It’s a little difficult juggling book clubs sometimes, but my grad student book club is infinitely easier, because we only meet about 3 times in the school year. This time, my friend K suggested The Illusion of Separateness, and since it had received good reviews–including from her–we all agreed it would be a good pick.
This is a novel told in vignettes, veering between 2010 and 1945, when John Bray goes to France to fight in World War II and Danny, a successful film director, tries to find his kindly and disfigured elderly neighbor, to a blind young woman named Amelia. The stories are all connected, though in a much more explicit way than in David Mitchell’s Cloud Atlas. The story goes back and forth in time, connecting all the pieces for the reader, until the mystery resolves somewhat at the end.
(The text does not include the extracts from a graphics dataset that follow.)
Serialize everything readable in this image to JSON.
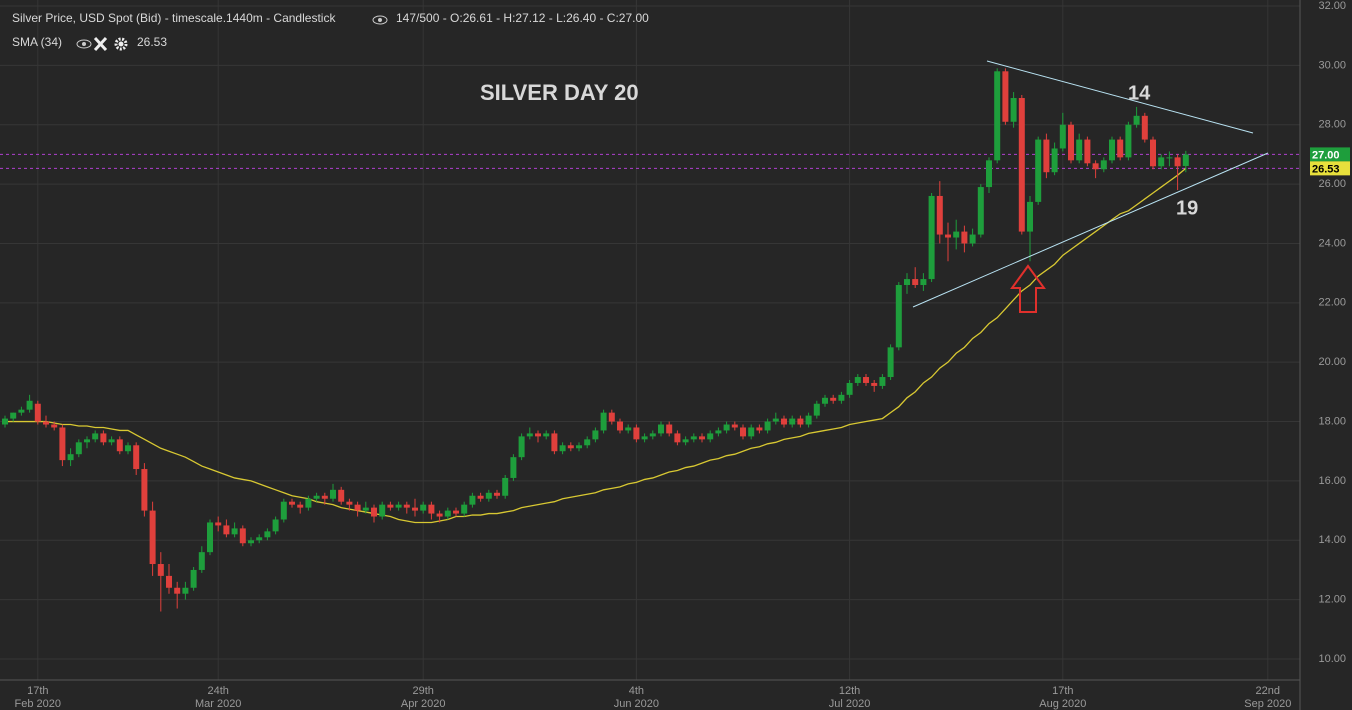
{
  "chart_data": {
    "type": "candlestick",
    "title": "Silver Price, USD Spot (Bid) - timescale.1440m - Candlestick",
    "subtitle": "147/500 - O:26.61 - H:27.12 - L:26.40 - C:27.00",
    "indicator": {
      "name": "SMA (34)",
      "value": "26.53"
    },
    "annotations": [
      {
        "text": "SILVER DAY 20",
        "color": "#8fd3f4"
      },
      {
        "text": "14",
        "color": "#c8e03c"
      },
      {
        "text": "19",
        "color": "#c8e03c"
      }
    ],
    "up_color": "#1e9e3c",
    "down_color": "#e0403c",
    "sma_color": "#d8c832",
    "grid": true,
    "ylim": [
      10,
      32
    ],
    "yticks": [
      {
        "value": 10,
        "label": "10.00"
      },
      {
        "value": 12,
        "label": "12.00"
      },
      {
        "value": 14,
        "label": "14.00"
      },
      {
        "value": 16,
        "label": "16.00"
      },
      {
        "value": 18,
        "label": "18.00"
      },
      {
        "value": 20,
        "label": "20.00"
      },
      {
        "value": 22,
        "label": "22.00"
      },
      {
        "value": 24,
        "label": "24.00"
      },
      {
        "value": 26,
        "label": "26.00"
      },
      {
        "value": 28,
        "label": "28.00"
      },
      {
        "value": 30,
        "label": "30.00"
      },
      {
        "value": 32,
        "label": "32.00"
      }
    ],
    "price_tags": [
      {
        "value": 27,
        "label": "27.00",
        "color": "#1e9e3c"
      },
      {
        "value": 26.53,
        "label": "26.53",
        "color": "#e8e03c"
      }
    ],
    "categories": [
      null,
      null,
      null,
      null,
      [
        "17th",
        "Feb 2020"
      ],
      null,
      null,
      null,
      null,
      null,
      null,
      null,
      null,
      null,
      null,
      null,
      null,
      null,
      null,
      null,
      null,
      null,
      null,
      null,
      null,
      null,
      [
        "24th",
        "Mar 2020"
      ],
      null,
      null,
      null,
      null,
      null,
      null,
      null,
      null,
      null,
      null,
      null,
      null,
      null,
      null,
      null,
      null,
      null,
      null,
      null,
      null,
      null,
      null,
      null,
      null,
      [
        "29th",
        "Apr 2020"
      ],
      null,
      null,
      null,
      null,
      null,
      null,
      null,
      null,
      null,
      null,
      null,
      null,
      null,
      null,
      null,
      null,
      null,
      null,
      null,
      null,
      null,
      null,
      null,
      null,
      null,
      [
        "4th",
        "Jun 2020"
      ],
      null,
      null,
      null,
      null,
      null,
      null,
      null,
      null,
      null,
      null,
      null,
      null,
      null,
      null,
      null,
      null,
      null,
      null,
      null,
      null,
      null,
      null,
      null,
      null,
      null,
      [
        "12th",
        "Jul 2020"
      ],
      null,
      null,
      null,
      null,
      null,
      null,
      null,
      null,
      null,
      null,
      null,
      null,
      null,
      null,
      null,
      null,
      null,
      null,
      null,
      null,
      null,
      null,
      null,
      null,
      null,
      [
        "17th",
        "Aug 2020"
      ],
      null,
      null,
      null,
      null,
      null,
      null,
      null,
      null,
      null,
      null,
      null,
      null,
      null,
      null,
      null,
      null,
      null,
      null,
      null,
      null,
      null,
      null,
      null,
      null,
      [
        "22nd",
        "Sep 2020"
      ],
      null
    ],
    "candles": [
      [
        17.9,
        18.2,
        17.8,
        18.1
      ],
      [
        18.1,
        18.3,
        18.0,
        18.3
      ],
      [
        18.3,
        18.5,
        18.2,
        18.4
      ],
      [
        18.4,
        18.9,
        18.3,
        18.7
      ],
      [
        18.6,
        18.7,
        17.9,
        18.0
      ],
      [
        18.0,
        18.2,
        17.8,
        17.9
      ],
      [
        17.9,
        18.0,
        17.7,
        17.8
      ],
      [
        17.8,
        17.9,
        16.5,
        16.7
      ],
      [
        16.7,
        17.1,
        16.5,
        16.9
      ],
      [
        16.9,
        17.4,
        16.8,
        17.3
      ],
      [
        17.3,
        17.5,
        17.1,
        17.4
      ],
      [
        17.4,
        17.7,
        17.3,
        17.6
      ],
      [
        17.6,
        17.7,
        17.2,
        17.3
      ],
      [
        17.3,
        17.5,
        17.2,
        17.4
      ],
      [
        17.4,
        17.5,
        16.9,
        17.0
      ],
      [
        17.0,
        17.3,
        16.9,
        17.2
      ],
      [
        17.2,
        17.3,
        16.2,
        16.4
      ],
      [
        16.4,
        16.6,
        14.8,
        15.0
      ],
      [
        15.0,
        15.3,
        12.8,
        13.2
      ],
      [
        13.2,
        13.6,
        11.6,
        12.8
      ],
      [
        12.8,
        13.2,
        12.2,
        12.4
      ],
      [
        12.4,
        12.6,
        11.7,
        12.2
      ],
      [
        12.2,
        12.6,
        12.0,
        12.4
      ],
      [
        12.4,
        13.1,
        12.3,
        13.0
      ],
      [
        13.0,
        13.8,
        12.9,
        13.6
      ],
      [
        13.6,
        14.7,
        13.5,
        14.6
      ],
      [
        14.6,
        14.8,
        14.3,
        14.5
      ],
      [
        14.5,
        14.7,
        14.1,
        14.2
      ],
      [
        14.2,
        14.6,
        14.1,
        14.4
      ],
      [
        14.4,
        14.5,
        13.8,
        13.9
      ],
      [
        13.9,
        14.1,
        13.8,
        14.0
      ],
      [
        14.0,
        14.2,
        13.9,
        14.1
      ],
      [
        14.1,
        14.4,
        14.0,
        14.3
      ],
      [
        14.3,
        14.8,
        14.2,
        14.7
      ],
      [
        14.7,
        15.4,
        14.6,
        15.3
      ],
      [
        15.3,
        15.4,
        15.1,
        15.2
      ],
      [
        15.2,
        15.3,
        14.9,
        15.1
      ],
      [
        15.1,
        15.5,
        15.0,
        15.4
      ],
      [
        15.4,
        15.6,
        15.3,
        15.5
      ],
      [
        15.5,
        15.6,
        15.2,
        15.4
      ],
      [
        15.4,
        15.9,
        15.3,
        15.7
      ],
      [
        15.7,
        15.8,
        15.2,
        15.3
      ],
      [
        15.3,
        15.4,
        15.0,
        15.2
      ],
      [
        15.2,
        15.3,
        14.8,
        15.0
      ],
      [
        15.0,
        15.3,
        14.9,
        15.1
      ],
      [
        15.1,
        15.2,
        14.6,
        14.8
      ],
      [
        14.8,
        15.3,
        14.7,
        15.2
      ],
      [
        15.2,
        15.3,
        15.0,
        15.1
      ],
      [
        15.1,
        15.3,
        15.0,
        15.2
      ],
      [
        15.2,
        15.3,
        14.9,
        15.1
      ],
      [
        15.1,
        15.4,
        14.8,
        15.0
      ],
      [
        15.0,
        15.3,
        14.9,
        15.2
      ],
      [
        15.2,
        15.3,
        14.7,
        14.9
      ],
      [
        14.9,
        15.0,
        14.6,
        14.8
      ],
      [
        14.8,
        15.1,
        14.7,
        15.0
      ],
      [
        15.0,
        15.1,
        14.8,
        14.9
      ],
      [
        14.9,
        15.3,
        14.8,
        15.2
      ],
      [
        15.2,
        15.6,
        15.1,
        15.5
      ],
      [
        15.5,
        15.6,
        15.3,
        15.4
      ],
      [
        15.4,
        15.7,
        15.3,
        15.6
      ],
      [
        15.6,
        15.7,
        15.4,
        15.5
      ],
      [
        15.5,
        16.2,
        15.4,
        16.1
      ],
      [
        16.1,
        16.9,
        16.0,
        16.8
      ],
      [
        16.8,
        17.6,
        16.7,
        17.5
      ],
      [
        17.5,
        17.8,
        17.4,
        17.6
      ],
      [
        17.6,
        17.7,
        17.3,
        17.5
      ],
      [
        17.5,
        17.7,
        17.4,
        17.6
      ],
      [
        17.6,
        17.7,
        16.9,
        17.0
      ],
      [
        17.0,
        17.3,
        16.9,
        17.2
      ],
      [
        17.2,
        17.3,
        17.0,
        17.1
      ],
      [
        17.1,
        17.3,
        17.0,
        17.2
      ],
      [
        17.2,
        17.5,
        17.1,
        17.4
      ],
      [
        17.4,
        17.8,
        17.3,
        17.7
      ],
      [
        17.7,
        18.4,
        17.6,
        18.3
      ],
      [
        18.3,
        18.4,
        17.9,
        18.0
      ],
      [
        18.0,
        18.1,
        17.6,
        17.7
      ],
      [
        17.7,
        17.9,
        17.6,
        17.8
      ],
      [
        17.8,
        17.9,
        17.3,
        17.4
      ],
      [
        17.4,
        17.6,
        17.3,
        17.5
      ],
      [
        17.5,
        17.7,
        17.4,
        17.6
      ],
      [
        17.6,
        18.0,
        17.5,
        17.9
      ],
      [
        17.9,
        18.0,
        17.5,
        17.6
      ],
      [
        17.6,
        17.7,
        17.2,
        17.3
      ],
      [
        17.3,
        17.5,
        17.2,
        17.4
      ],
      [
        17.4,
        17.6,
        17.3,
        17.5
      ],
      [
        17.5,
        17.6,
        17.3,
        17.4
      ],
      [
        17.4,
        17.7,
        17.3,
        17.6
      ],
      [
        17.6,
        17.8,
        17.5,
        17.7
      ],
      [
        17.7,
        18.0,
        17.6,
        17.9
      ],
      [
        17.9,
        18.0,
        17.7,
        17.8
      ],
      [
        17.8,
        17.9,
        17.4,
        17.5
      ],
      [
        17.5,
        17.9,
        17.4,
        17.8
      ],
      [
        17.8,
        17.9,
        17.6,
        17.7
      ],
      [
        17.7,
        18.1,
        17.6,
        18.0
      ],
      [
        18.0,
        18.3,
        17.9,
        18.1
      ],
      [
        18.1,
        18.2,
        17.8,
        17.9
      ],
      [
        17.9,
        18.2,
        17.8,
        18.1
      ],
      [
        18.1,
        18.2,
        17.8,
        17.9
      ],
      [
        17.9,
        18.3,
        17.8,
        18.2
      ],
      [
        18.2,
        18.7,
        18.1,
        18.6
      ],
      [
        18.6,
        18.9,
        18.5,
        18.8
      ],
      [
        18.8,
        18.9,
        18.6,
        18.7
      ],
      [
        18.7,
        19.0,
        18.6,
        18.9
      ],
      [
        18.9,
        19.4,
        18.8,
        19.3
      ],
      [
        19.3,
        19.6,
        19.2,
        19.5
      ],
      [
        19.5,
        19.6,
        19.2,
        19.3
      ],
      [
        19.3,
        19.4,
        19.0,
        19.2
      ],
      [
        19.2,
        19.6,
        19.1,
        19.5
      ],
      [
        19.5,
        20.6,
        19.4,
        20.5
      ],
      [
        20.5,
        22.7,
        20.4,
        22.6
      ],
      [
        22.6,
        23.0,
        22.3,
        22.8
      ],
      [
        22.8,
        23.2,
        22.5,
        22.6
      ],
      [
        22.6,
        23.0,
        22.4,
        22.8
      ],
      [
        22.8,
        25.7,
        22.7,
        25.6
      ],
      [
        25.6,
        26.1,
        24.0,
        24.3
      ],
      [
        24.3,
        24.7,
        23.4,
        24.2
      ],
      [
        24.2,
        24.8,
        23.8,
        24.4
      ],
      [
        24.4,
        24.6,
        23.7,
        24.0
      ],
      [
        24.0,
        24.5,
        23.9,
        24.3
      ],
      [
        24.3,
        26.0,
        24.2,
        25.9
      ],
      [
        25.9,
        26.9,
        25.7,
        26.8
      ],
      [
        26.8,
        29.9,
        26.7,
        29.8
      ],
      [
        29.8,
        29.9,
        28.0,
        28.1
      ],
      [
        28.1,
        29.1,
        27.9,
        28.9
      ],
      [
        28.9,
        29.0,
        24.3,
        24.4
      ],
      [
        24.4,
        25.6,
        23.4,
        25.4
      ],
      [
        25.4,
        27.6,
        25.3,
        27.5
      ],
      [
        27.5,
        27.7,
        26.2,
        26.4
      ],
      [
        26.4,
        27.4,
        26.3,
        27.2
      ],
      [
        27.2,
        28.4,
        27.1,
        28.0
      ],
      [
        28.0,
        28.1,
        26.7,
        26.8
      ],
      [
        26.8,
        27.7,
        26.7,
        27.5
      ],
      [
        27.5,
        27.6,
        26.6,
        26.7
      ],
      [
        26.7,
        26.8,
        26.2,
        26.5
      ],
      [
        26.5,
        26.9,
        26.4,
        26.8
      ],
      [
        26.8,
        27.6,
        26.7,
        27.5
      ],
      [
        27.5,
        27.6,
        26.8,
        26.9
      ],
      [
        26.9,
        28.1,
        26.8,
        28.0
      ],
      [
        28.0,
        28.6,
        27.9,
        28.3
      ],
      [
        28.3,
        28.4,
        27.4,
        27.5
      ],
      [
        27.5,
        27.6,
        26.5,
        26.6
      ],
      [
        26.6,
        27.0,
        26.5,
        26.9
      ],
      [
        26.9,
        27.1,
        26.6,
        26.9
      ],
      [
        26.9,
        27.0,
        25.8,
        26.6
      ],
      [
        26.61,
        27.12,
        26.4,
        27.0
      ],
      null,
      null,
      null,
      null,
      null,
      null,
      null,
      null,
      null,
      null,
      null
    ],
    "sma": [
      18.0,
      18.0,
      18.0,
      18.0,
      18.0,
      18.0,
      17.95,
      17.9,
      17.9,
      17.85,
      17.85,
      17.8,
      17.8,
      17.75,
      17.7,
      17.7,
      17.55,
      17.4,
      17.25,
      17.1,
      17.0,
      16.9,
      16.8,
      16.65,
      16.5,
      16.4,
      16.3,
      16.2,
      16.1,
      16.05,
      16.0,
      15.9,
      15.8,
      15.7,
      15.6,
      15.5,
      15.45,
      15.4,
      15.3,
      15.25,
      15.2,
      15.1,
      15.05,
      15.0,
      14.95,
      14.9,
      14.85,
      14.8,
      14.7,
      14.65,
      14.6,
      14.6,
      14.6,
      14.65,
      14.7,
      14.8,
      14.8,
      14.85,
      14.85,
      14.9,
      14.9,
      14.95,
      15.0,
      15.1,
      15.15,
      15.2,
      15.25,
      15.3,
      15.4,
      15.45,
      15.5,
      15.55,
      15.6,
      15.7,
      15.75,
      15.8,
      15.9,
      15.95,
      16.05,
      16.1,
      16.2,
      16.3,
      16.35,
      16.45,
      16.5,
      16.6,
      16.7,
      16.75,
      16.85,
      16.9,
      17.0,
      17.1,
      17.15,
      17.25,
      17.3,
      17.4,
      17.45,
      17.5,
      17.6,
      17.65,
      17.7,
      17.75,
      17.8,
      17.9,
      17.95,
      18.0,
      18.05,
      18.1,
      18.3,
      18.5,
      18.8,
      19.0,
      19.3,
      19.5,
      19.8,
      20.0,
      20.3,
      20.5,
      20.8,
      21.0,
      21.3,
      21.5,
      21.8,
      22.1,
      22.4,
      22.6,
      22.9,
      23.1,
      23.3,
      23.6,
      23.8,
      24.0,
      24.2,
      24.4,
      24.6,
      24.8,
      25.0,
      25.1,
      25.3,
      25.5,
      25.7,
      25.9,
      26.1,
      26.3,
      26.53,
      null,
      null,
      null,
      null,
      null,
      null,
      null,
      null,
      null,
      null,
      null
    ]
  }
}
Simon van Booy is a very good writer, but I confess to finding myself rather disappointed in The Illusion of Separateness. First, I should probably admit: had I read this *before* Anthony Doerr’s splendid masterpiece, All the Light We Cannot See, I probably would have liked this novel more. But in comparison to the richness of Doerr’s prose and narrative, this felt rushed and slightly cheapened. The novel is fascinating at the very end, but is so tacked on that I felt the lack of development in the story. I was prepared to like this story, and really, I thought it was just okay. There were also some plot points I found very predictable, and I was not delighted by that. I would definitely seek out something else by Simon van Booy, though. His style is eloquent and engaging.